The house of the doctor

THE HOUSE OF THE DOCTOR



     By car, the narrow road rises in twists and turns up into the foothills of the mountains beyond, passing between low walls of venerable gray stone. The stimmung is that of an ever present sense of rusticity in harmony with the modern. This once agrarian landscape still possesses small patches of vinyard and cultivated terrain, often interspersed with a dense but harmonious mixture of traditional dwellings of weathered wood and modernistic upscale residences which succeed in blending well with the signs of the past: an ageless way of life co-existing side by side with discretely posh progress.

     We left the car in the shade overlooking a valley where a shallow stream seemed to bring some relief to the hot summer landscape. From here we set out on a leisurely stroll.

     Sandro Zendralli: "My studies were not academic since I did not go to university, I simply went to a technical college. I went to Zurich mainly in order to learn how to draw not the project but rather the actual construction: the details, arrangements, supervising the construction works and so forth to gain experience since I planned to return here to the Ticino and to open a business of my own. That had always been my dream.

     "There was no one among my school companions to open a private studio of architecture. I was the only one starting out with few small things, even refusing bigger projects because I wanted to grow slowly. Coming back from Zurich there was a doctor who asked me to build his private home and medical practice. It was my first commission after my studies. I was twenty three and a half years old. I had no clue where to start, but I made it...

     "Today the practice is subdivided into several smaller ones. Next to the house was a traditional little stone hut and in order to combine the old with the new I built several intertwining walls... I still remember the wooden model I had done with tiny trees out of material I collected from the forest. They almost looked like real trees..."

       We had come to see the doctor's house, which was the first major architectural project of Sandro Zendralli. During the interceding years the real trees on the grounds circling the house had grown considerably in stature.

     It is a strange experience to accompany an architect in order to view a structure which he had created so many years before and which, since then, had been the scene of lives lived day by day, year after year, by those who were the proprietors and yet who now seemed strangely to be playing a role in the theater which the architect had first imagined and then brought into concrete form.

     We also, for our part, had a feeling of intruders into somewhere we had no real business being. We had not come to visit the doctor or his wife, we had come instead simply to look at the house from the outside. I could almost imagine the lady of the house herself, if she had happened to look out the window at that very moment, turning with a puzzled look on her face toward her husband and saying, "there is a group of strange people outside, who seem to be looking up at our house..."

     For an architect of a mere twenty three years of age, it was a remarkable achievement, and one was struck immediately that it carried its years with grace.
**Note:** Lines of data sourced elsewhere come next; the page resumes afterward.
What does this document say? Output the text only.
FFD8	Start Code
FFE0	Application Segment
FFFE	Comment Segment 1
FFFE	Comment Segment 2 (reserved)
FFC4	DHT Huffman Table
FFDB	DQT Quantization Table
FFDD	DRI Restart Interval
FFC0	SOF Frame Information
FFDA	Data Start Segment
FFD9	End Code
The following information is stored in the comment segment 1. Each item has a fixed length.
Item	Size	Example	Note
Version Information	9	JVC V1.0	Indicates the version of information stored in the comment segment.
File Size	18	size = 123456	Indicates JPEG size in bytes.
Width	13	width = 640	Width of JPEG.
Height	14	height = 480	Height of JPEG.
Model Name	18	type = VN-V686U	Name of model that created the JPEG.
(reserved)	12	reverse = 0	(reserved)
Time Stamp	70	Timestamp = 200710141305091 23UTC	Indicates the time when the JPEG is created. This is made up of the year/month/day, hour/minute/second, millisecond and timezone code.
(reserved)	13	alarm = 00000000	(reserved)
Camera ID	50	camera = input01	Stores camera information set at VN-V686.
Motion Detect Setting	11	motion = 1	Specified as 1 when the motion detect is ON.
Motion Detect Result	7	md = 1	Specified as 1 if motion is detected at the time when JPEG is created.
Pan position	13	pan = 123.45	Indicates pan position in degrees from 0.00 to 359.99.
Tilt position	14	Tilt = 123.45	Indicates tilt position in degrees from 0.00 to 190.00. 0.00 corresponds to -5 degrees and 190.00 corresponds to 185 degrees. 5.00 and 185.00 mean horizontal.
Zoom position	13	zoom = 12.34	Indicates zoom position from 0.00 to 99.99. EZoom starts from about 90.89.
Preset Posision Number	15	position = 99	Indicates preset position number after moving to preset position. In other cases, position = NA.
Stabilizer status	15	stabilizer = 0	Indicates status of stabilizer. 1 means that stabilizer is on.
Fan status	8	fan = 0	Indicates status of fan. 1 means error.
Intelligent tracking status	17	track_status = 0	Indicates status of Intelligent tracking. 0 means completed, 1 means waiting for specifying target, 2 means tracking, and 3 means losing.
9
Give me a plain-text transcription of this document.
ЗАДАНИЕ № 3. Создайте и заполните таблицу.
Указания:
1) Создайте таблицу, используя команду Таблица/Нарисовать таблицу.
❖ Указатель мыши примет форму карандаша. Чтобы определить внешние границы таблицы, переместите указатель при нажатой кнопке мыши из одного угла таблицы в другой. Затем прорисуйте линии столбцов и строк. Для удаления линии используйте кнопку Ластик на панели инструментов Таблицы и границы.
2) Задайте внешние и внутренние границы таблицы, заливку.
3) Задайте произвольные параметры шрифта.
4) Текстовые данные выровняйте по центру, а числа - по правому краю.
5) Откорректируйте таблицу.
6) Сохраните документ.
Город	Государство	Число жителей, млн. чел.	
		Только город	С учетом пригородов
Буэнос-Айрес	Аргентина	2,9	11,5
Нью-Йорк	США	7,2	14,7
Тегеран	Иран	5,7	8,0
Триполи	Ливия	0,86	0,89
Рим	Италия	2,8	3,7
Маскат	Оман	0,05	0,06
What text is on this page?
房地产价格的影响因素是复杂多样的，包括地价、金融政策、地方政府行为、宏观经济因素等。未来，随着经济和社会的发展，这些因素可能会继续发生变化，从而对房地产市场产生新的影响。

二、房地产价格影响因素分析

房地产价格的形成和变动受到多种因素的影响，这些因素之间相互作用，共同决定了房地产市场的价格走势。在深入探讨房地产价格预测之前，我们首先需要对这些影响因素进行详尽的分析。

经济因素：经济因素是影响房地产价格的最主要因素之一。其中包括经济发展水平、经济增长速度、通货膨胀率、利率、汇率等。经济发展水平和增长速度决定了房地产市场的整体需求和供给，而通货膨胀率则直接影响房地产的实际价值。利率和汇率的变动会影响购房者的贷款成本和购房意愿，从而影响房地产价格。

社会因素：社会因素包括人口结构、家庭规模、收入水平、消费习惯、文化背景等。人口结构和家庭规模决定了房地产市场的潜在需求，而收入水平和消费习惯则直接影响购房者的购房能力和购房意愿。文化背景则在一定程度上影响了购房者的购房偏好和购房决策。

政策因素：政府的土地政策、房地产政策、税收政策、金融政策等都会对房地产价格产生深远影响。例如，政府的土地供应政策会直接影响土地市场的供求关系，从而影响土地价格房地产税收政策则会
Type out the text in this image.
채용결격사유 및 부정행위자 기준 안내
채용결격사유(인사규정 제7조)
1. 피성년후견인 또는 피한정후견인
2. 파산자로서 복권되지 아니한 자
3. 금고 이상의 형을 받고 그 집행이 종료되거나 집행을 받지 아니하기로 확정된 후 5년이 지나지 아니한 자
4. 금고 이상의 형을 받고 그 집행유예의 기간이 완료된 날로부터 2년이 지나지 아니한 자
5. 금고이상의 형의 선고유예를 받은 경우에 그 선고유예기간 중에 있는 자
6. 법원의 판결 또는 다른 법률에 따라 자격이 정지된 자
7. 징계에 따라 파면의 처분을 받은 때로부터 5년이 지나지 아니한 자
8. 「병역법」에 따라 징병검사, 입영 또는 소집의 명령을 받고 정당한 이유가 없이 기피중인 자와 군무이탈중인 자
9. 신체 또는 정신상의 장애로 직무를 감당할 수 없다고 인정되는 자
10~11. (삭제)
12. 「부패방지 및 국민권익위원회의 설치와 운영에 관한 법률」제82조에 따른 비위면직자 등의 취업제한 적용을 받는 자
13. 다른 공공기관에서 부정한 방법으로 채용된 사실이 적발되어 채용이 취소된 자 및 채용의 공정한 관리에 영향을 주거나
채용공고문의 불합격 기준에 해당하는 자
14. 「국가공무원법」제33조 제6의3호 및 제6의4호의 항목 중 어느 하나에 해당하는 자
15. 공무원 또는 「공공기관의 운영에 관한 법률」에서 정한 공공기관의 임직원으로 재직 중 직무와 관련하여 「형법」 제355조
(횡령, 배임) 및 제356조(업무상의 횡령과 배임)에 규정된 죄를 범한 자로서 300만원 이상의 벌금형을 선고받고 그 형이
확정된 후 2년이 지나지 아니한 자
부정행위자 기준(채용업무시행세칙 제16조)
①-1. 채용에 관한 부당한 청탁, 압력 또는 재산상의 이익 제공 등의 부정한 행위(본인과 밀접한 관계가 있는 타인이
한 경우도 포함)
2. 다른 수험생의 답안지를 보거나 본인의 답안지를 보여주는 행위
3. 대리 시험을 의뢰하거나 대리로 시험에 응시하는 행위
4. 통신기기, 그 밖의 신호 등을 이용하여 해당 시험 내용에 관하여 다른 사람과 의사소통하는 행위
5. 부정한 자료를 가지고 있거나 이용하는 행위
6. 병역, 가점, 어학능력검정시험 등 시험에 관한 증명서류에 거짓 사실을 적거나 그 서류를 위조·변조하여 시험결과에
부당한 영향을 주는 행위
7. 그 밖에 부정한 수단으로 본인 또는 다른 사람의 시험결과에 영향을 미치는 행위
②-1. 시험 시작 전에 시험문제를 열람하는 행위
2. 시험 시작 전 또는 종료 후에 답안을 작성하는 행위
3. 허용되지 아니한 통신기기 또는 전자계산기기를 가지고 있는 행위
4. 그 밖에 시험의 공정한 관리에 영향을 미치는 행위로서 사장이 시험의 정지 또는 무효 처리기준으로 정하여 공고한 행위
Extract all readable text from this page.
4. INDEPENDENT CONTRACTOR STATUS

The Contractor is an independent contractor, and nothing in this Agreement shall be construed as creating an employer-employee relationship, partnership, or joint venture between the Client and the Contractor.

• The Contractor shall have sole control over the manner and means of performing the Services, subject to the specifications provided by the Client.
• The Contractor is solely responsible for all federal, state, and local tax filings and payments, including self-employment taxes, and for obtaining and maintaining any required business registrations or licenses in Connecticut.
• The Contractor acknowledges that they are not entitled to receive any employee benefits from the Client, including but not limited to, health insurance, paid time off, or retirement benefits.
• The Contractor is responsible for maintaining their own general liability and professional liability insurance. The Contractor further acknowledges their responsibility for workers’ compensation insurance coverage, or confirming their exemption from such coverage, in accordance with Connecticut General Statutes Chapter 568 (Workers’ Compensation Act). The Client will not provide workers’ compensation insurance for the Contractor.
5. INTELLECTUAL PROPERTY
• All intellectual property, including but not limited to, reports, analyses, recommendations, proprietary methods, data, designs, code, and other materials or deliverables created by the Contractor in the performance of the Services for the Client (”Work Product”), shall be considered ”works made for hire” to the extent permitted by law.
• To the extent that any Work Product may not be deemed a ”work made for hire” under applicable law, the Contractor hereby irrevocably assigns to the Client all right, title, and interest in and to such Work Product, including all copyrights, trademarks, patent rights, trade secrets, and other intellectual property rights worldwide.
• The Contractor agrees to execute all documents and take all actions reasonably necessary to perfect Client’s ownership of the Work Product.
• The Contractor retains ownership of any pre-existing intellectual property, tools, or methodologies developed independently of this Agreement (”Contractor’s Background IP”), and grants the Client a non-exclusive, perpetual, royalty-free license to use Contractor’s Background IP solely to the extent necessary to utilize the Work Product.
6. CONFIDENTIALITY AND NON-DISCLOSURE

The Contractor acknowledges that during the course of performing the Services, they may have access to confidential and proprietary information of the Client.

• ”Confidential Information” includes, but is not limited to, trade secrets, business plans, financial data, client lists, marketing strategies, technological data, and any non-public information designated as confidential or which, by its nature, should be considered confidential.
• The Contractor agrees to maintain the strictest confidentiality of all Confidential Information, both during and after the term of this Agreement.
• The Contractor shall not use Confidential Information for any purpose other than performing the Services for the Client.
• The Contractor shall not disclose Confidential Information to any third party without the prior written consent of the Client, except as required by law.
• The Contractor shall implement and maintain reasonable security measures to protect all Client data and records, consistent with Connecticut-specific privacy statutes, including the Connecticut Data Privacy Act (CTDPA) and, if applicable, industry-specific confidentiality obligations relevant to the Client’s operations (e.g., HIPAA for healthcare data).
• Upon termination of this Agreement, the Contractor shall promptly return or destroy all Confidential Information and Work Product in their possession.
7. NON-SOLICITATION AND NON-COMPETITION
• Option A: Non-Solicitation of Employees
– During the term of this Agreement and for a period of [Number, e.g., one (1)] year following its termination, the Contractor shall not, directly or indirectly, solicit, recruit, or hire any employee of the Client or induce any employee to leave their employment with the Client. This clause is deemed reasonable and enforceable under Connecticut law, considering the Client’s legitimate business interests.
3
In other words, it stood up. It had successfully survived thus far the test of time, which in itself is already high praise for the work of any architect. What is more, the house seemed to give the feeling that the years which its inhabitants had spent there had been happy ones.

     The house, with all its modern dignity in keeping with the stature of a prominent physician, had entered comfortably into that timeless sphere of the unausweichlichkeit where, like a well cut suit of clothes, it passes almost unperceived.

     One's first impression was more of a sculptural than architectural nature. The early work of Laurens, Archipenko or Lipchitz came to mind, although the placement of the upper floors on overlapping levels in white stucco, with horizontal windows, lent the house that air of accumulative volumetries often seen in the early residential buildings of the young Le Corbusier, such as the Villa Schwob at Neuchâtel, which he designed at age thirty one.

      To take in all available views of the house, we went back down the hill a few paces to where a narrow lane of stone walls arrived just above eye-level. One of our company raised himself on tip toe and was heard to say, "Buon giorno..." Soon others of our tiny band were peering over the rim of the wall. A young studentess wearing black-rimmed reading glasses and a remarkably bright blue bikini was seated at the extremity of a diving board suspended over the equally bright blue waters of a swimming pool.

     One could make out the title on the cover of her book: Kierkegaard. The young lady in question did not seem particularly pleased by our unexpected, and unexplained arrival. Especially when in his enthusiasm, Sandro Zendralli began taking photographs. Little could the aspirant to existentialist philosophy have known that the subject of the architect's snapshots was not her blue bikini but rather the structure in the background, of which she had no way of knowing that he was the author.  

     We continued on our stroll without saying farewell to the bathing-beauty scholar and soon had arrived once more beside the valley where our promenade had begun. Now we descended closer to the banks of the stream and made our way toward a country inn which we could see in the distance. Coming closer, we could see the name above the door:

Osteria Zendralli

     The little mystery was soon resolved as we learned that the patronne was none other than the paternal aunt of our host. Settled at a table beneath the vines on the terrace and serenaded not only by the babbling brook but also by the insistent inquisitiveness of sparrows, we proceeded to enjoy a memorable luncheon.

      "One day, many years after I had completed construction of the doctor's house, I came by to have a look at it. At that moment his wife happened to come out and recognized me. She said: We are very happy and still enjoy so much living and working in this house."

     What could bring more satisfaction to an architect than to hear these words?